🤖 AI Summary
Unmanned surface vehicles (USVs) operating in GPS-denied waterways require lightweight, computationally efficient visual-inertial SLAM for robust navigation. Method: Inspired by hippocampal navigation mechanisms, this work adapts the RatSLAM framework to USVs—reimplementing OpenRatSLAM2 on ROS2 and tightly fusing monocular vision with IMU measurements to achieve a resource-efficient visual-inertial SLAM system. A scene-specific parameter tuning strategy is introduced to ensure stable pose estimation and semi-metric map construction in constrained waterway environments.

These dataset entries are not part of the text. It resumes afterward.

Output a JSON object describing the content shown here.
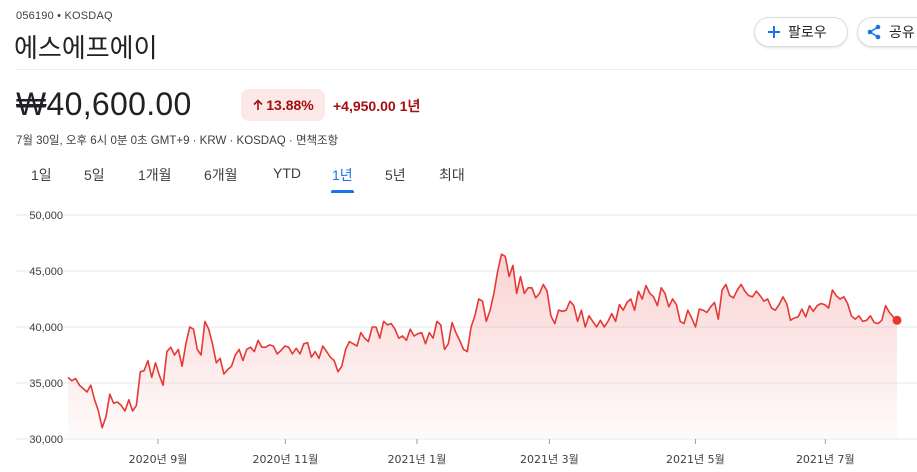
{
  "header": {
    "ticker": "056190 • KOSDAQ",
    "name": "에스에프에이",
    "follow_label": "팔로우",
    "share_label": "공유"
  },
  "quote": {
    "currency_symbol": "₩",
    "price": "40,600.00",
    "pct_change": "13.88%",
    "abs_change": "+4,950.00",
    "period": "1년",
    "meta": "7월 30일, 오후 6시 0분 0초 GMT+9 · KRW · KOSDAQ · 면책조항"
  },
  "tabs": [
    "1일",
    "5일",
    "1개월",
    "6개월",
    "YTD",
    "1년",
    "5년",
    "최대"
  ],
  "active_tab": "1년",
  "colors": {
    "line": "#e53935",
    "fill": "#fdeceb",
    "up": "#a50e0e",
    "up_bg": "#fce8e6",
    "accent": "#1a73e8"
  },
  "chart_data": {
    "type": "area",
    "ylim": [
      30000,
      50000
    ],
    "y_ticks": [
      "50,000",
      "45,000",
      "40,000",
      "35,000",
      "30,000"
    ],
    "y_tick_values": [
      50000,
      45000,
      40000,
      35000,
      30000
    ],
    "x_tick_labels": [
      "2020년 9월",
      "2020년 11월",
      "2021년 1월",
      "2021년 3월",
      "2021년 5월",
      "2021년 7월"
    ],
    "x_tick_positions": [
      0.106,
      0.256,
      0.411,
      0.567,
      0.739,
      0.892
    ],
    "series": [
      {
        "values": [
          35500,
          35200,
          35400,
          34800,
          34500,
          34200,
          34800,
          33500,
          32500,
          31000,
          32000,
          34000,
          33200,
          33300,
          33000,
          32500,
          33500,
          32500,
          33000,
          36000,
          36100,
          37000,
          35500,
          36800,
          35700,
          34800,
          37800,
          38200,
          37500,
          38000,
          36500,
          38500,
          40000,
          39800,
          38000,
          37500,
          40500,
          39800,
          38500,
          36800,
          37200,
          35800,
          36200,
          36500,
          37500,
          38000,
          37000,
          38000,
          38200,
          37800,
          38800,
          38200,
          38200,
          38400,
          38300,
          37600,
          37900,
          38300,
          38200,
          37600,
          38100,
          37600,
          38500,
          38600,
          37300,
          37800,
          37200,
          38300,
          37800,
          37300,
          37000,
          36000,
          36500,
          38000,
          38700,
          38500,
          38300,
          39500,
          39000,
          38700,
          40000,
          40000,
          39000,
          40500,
          40200,
          40300,
          39800,
          39000,
          39200,
          38800,
          39800,
          39200,
          39400,
          39500,
          38500,
          39500,
          39000,
          40500,
          40200,
          38000,
          38500,
          40400,
          39500,
          38800,
          38000,
          37800,
          40000,
          41000,
          42500,
          42300,
          40500,
          41500,
          43000,
          45000,
          46500,
          46300,
          44500,
          45500,
          43000,
          44500,
          43000,
          43500,
          43500,
          42600,
          43000,
          43800,
          43200,
          41000,
          40300,
          41500,
          41400,
          41500,
          42300,
          41900,
          40500,
          41500,
          40000,
          41000,
          40500,
          40000,
          40600,
          40000,
          40500,
          41200,
          40500,
          42000,
          41500,
          42200,
          42500,
          41500,
          43200,
          42500,
          43700,
          43000,
          42700,
          41900,
          43500,
          43000,
          41800,
          42500,
          42000,
          40500,
          40300,
          41500,
          40800,
          40000,
          41600,
          41500,
          41300,
          41800,
          42200,
          40700,
          43300,
          43800,
          42800,
          42600,
          43300,
          43800,
          43200,
          42800,
          42700,
          43200,
          42800,
          42300,
          42500,
          41700,
          41500,
          42000,
          42700,
          42100,
          40600,
          40800,
          40900,
          41600,
          40900,
          41900,
          41400,
          41900,
          42100,
          42000,
          41700,
          43300,
          42800,
          42500,
          42700,
          42100,
          41000,
          40700,
          41000,
          40500,
          40600,
          41000,
          40400,
          40300,
          40600,
          41900,
          41300,
          40900,
          40600
        ]
      }
    ]
  }
}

Contribution/Results: Evaluated on a custom waterway dataset, the approach achieves mean orientation error <0.5° and position error <2% of total traveled distance—meeting typical robotic application accuracy requirements and significantly outperforming pure visual SLAM. This work establishes a deployable, interpretable, biologically inspired navigation paradigm for resource-constrained USVs.
📝 Abstract
This paper presents OpenRatSLAM2, a new version of OpenRatSLAM - a bioinspired SLAM framework based on computational models of the rodent hippocampus. OpenRatSLAM2 delivers low-computation-cost visual-inertial based SLAM, suitable for GPS-denied environments. Our contributions include a ROS2-based architecture, experimental results on new waterway datasets, and insights into system parameter tuning. This work represents the first known application of RatSLAM on USVs. The estimated trajectory was compared with ground truth data using the Hausdorff distance. The results show that the algorithm can generate a semimetric map with an error margin acceptable for most robotic applications.